Stringer's inroads into real estate are hamstrung by the nuances of a legitimate business world that he does not fully understand, with his condominium project repeatedly delayed by bureaucratic obstacles. Worse, Stringer bribes Davis to connect his organization with federal housing grants, only to learn that Davis had fabricated his federal contact and pocketed the money. Enraged, Stringer tells Slim Charles to assassinate Davis, an order Avon immediately rescinds.

Stringer's luck takes a turn for the worse when Williamson joins the New Day Co-Op and McNulty manages to get the MCU to shift focus back to the Barksdales. Freamon and Prez slowly gather conspiracy evidence against Stringer and his lieutenants, and eventually catch Stringer making an incriminating phone call using one of his many SIM cards. This finally gives MCU enough evidence to make a move against Stringer.

Stringer plans to stabilize control of the Barksdales by sending Avon back to prison for parole violations. In making those plans he betrays the location of the Barksdale weapons cache to Major Howard "Bunny" Colvin. Stringer is simultaneously betrayed by Avon, when Mouzone confronts him about Stringer's plot to engineer a conflict between himself and Omar. In an effort to avoid a war with Mouzone and his New York associates, Avon reluctantly tells him Stringer's whereabouts.

The next day, Omar and Mouzone track Stringer to his development site, kill his bodyguard, and hunt him down and corner him as he tries to escape. Stringer at first tries desperately bargaining for his life, but when Omar reveals that he and Mouzone are after him for personal reasons, and that Avon has betrayed him, he somberly resigns himself to his fate and is shot to death by Omar and Mouzone.

With Stringer dead and Avon imprisoned, the Barksdale Organization crumbles.
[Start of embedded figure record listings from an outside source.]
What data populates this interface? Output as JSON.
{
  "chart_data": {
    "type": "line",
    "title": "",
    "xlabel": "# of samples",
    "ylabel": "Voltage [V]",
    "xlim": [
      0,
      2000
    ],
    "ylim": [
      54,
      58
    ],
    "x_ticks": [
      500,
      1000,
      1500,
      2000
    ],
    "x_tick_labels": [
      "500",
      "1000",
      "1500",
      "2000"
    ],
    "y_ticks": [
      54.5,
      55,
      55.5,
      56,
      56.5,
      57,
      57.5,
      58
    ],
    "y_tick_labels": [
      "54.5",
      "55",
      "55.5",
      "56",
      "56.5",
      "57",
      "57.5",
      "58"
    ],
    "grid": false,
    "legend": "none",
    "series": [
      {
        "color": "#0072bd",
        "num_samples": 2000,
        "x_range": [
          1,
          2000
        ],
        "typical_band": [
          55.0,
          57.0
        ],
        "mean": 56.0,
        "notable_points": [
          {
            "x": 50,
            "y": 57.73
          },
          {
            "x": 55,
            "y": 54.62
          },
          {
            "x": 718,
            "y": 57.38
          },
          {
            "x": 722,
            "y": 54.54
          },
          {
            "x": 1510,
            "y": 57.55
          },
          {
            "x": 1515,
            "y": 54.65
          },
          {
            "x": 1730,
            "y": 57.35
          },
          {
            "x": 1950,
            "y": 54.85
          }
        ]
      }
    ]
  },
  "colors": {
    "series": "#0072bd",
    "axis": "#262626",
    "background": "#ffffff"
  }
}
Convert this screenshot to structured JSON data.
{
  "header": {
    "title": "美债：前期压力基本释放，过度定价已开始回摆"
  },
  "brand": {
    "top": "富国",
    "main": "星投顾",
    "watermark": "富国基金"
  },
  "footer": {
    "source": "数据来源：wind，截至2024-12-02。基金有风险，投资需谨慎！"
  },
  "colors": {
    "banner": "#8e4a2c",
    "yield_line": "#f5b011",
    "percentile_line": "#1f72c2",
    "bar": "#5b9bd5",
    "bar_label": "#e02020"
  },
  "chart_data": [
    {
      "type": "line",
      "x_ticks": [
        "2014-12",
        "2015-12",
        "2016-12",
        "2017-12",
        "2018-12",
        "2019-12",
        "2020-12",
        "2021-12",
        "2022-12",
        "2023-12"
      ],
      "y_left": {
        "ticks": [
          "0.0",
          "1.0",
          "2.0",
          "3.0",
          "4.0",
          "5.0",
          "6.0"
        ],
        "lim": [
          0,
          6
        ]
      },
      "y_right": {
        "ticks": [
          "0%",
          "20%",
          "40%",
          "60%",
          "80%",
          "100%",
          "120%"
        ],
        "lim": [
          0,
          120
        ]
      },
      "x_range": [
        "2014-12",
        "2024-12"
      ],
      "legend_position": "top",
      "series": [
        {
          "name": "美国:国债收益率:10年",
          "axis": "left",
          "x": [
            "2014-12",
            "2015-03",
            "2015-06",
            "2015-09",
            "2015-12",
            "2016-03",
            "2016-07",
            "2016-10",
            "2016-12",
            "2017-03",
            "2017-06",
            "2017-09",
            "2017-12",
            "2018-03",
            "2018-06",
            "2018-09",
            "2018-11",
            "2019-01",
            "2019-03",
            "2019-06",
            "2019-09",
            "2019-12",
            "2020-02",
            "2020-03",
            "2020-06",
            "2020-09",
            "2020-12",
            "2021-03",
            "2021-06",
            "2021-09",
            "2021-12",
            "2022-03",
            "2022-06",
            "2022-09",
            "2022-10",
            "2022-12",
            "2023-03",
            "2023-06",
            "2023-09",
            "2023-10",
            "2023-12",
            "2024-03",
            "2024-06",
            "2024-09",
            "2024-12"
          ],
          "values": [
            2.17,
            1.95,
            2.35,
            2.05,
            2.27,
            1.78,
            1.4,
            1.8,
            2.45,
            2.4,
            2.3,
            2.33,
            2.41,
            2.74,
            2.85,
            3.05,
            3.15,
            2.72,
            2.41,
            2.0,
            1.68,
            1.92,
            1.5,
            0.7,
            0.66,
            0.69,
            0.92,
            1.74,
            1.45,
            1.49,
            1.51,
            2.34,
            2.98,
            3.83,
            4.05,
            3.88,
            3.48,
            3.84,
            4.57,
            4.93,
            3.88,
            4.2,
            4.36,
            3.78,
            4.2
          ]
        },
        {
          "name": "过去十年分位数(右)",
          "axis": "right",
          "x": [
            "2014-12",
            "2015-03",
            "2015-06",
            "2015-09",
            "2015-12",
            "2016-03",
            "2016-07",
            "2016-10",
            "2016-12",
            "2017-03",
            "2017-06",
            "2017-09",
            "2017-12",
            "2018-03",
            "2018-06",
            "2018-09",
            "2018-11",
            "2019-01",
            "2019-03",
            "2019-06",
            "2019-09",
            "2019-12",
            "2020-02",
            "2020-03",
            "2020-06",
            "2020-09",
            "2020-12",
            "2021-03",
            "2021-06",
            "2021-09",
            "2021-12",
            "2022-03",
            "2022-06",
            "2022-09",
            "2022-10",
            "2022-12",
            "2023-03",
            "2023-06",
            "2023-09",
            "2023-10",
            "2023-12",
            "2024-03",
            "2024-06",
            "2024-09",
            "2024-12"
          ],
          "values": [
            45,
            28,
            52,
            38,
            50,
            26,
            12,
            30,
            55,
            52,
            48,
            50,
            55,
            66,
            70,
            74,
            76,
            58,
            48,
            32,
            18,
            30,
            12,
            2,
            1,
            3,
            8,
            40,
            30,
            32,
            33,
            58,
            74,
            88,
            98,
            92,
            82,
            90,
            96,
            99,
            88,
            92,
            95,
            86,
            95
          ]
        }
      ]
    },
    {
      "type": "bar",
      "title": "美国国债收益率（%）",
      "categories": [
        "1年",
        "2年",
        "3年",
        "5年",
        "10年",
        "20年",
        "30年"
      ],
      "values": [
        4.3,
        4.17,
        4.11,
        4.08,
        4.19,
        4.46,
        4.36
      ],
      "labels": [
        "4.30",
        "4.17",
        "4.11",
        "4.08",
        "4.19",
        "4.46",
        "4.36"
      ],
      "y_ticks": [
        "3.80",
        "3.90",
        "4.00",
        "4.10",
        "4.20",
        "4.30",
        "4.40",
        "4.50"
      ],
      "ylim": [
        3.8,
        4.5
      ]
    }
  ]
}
Slim Charles becomes the de facto leader of what remains of the crew, which he merges with Proposition Joe's drug operations. Marlo becomes the new power player in West Baltimore by default. McNulty and the police search Stringer's apartment and find it extremely clean, stylishly furnished, and tastefully decorated, far from their expectations of a drug kingpin. Stringer's bookshelf includes a copy of The Wealth of Nations.
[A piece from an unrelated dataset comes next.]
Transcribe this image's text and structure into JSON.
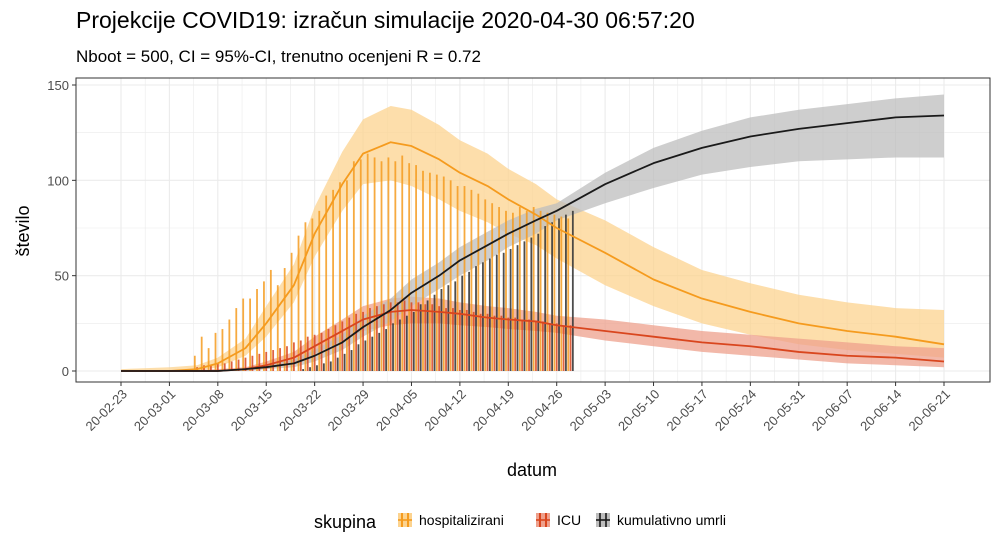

McNulty expresses regret that he could not arrest his archrival before he died, and displays an odd admiration for Stringer's lofty dreams and a grudging respect for his talent as a drug kingpin. In essence, McNulty feels purposeless without his adversary, and it is this sense of aimlessness that leads him to transfer to patrol in the Western District and straighten his life out.

==Legacy==
In the season 5 episode "Late Editions", Clay Davis, while describing to Lester Freamon how drug money is routed from the kingpins to state and city politicians through their lawyers, mentions how he conned a fellow named "Bell" into giving him a great deal of money, because Davis had convinced him that he would be able to use his connections to push his development forward quickly. As Davis laughs about how he conned Stringer, Freamon's eyes light up in recognition.

==Origins==

Stringer Bell's name is a composite of real Baltimore drug lords Stringer Reed and Roland Bell. His story bears many similarities to the life of Kenneth A. Jackson, including his crossover from the illegal drug trade to legitimate business ownership and political contributions.

==In popular culture==

In 2019, political writer Adam Serwer apparently coined the term "The Stringer Bell Rule" for the adage "don't keep notes on a criminal conspiracy". Bell's line "is you taking notes on a criminal fucking conspiracy?" from the Season 3 episode "Straight and True" was cited as early as 2017 to express incredulity at the Trump team's documented interactions with Russia during his 2016 election campaign, and in 2013 as advice for JPMorgan after a spreadsheet listing alleged improprieties was found during a criminal investigation.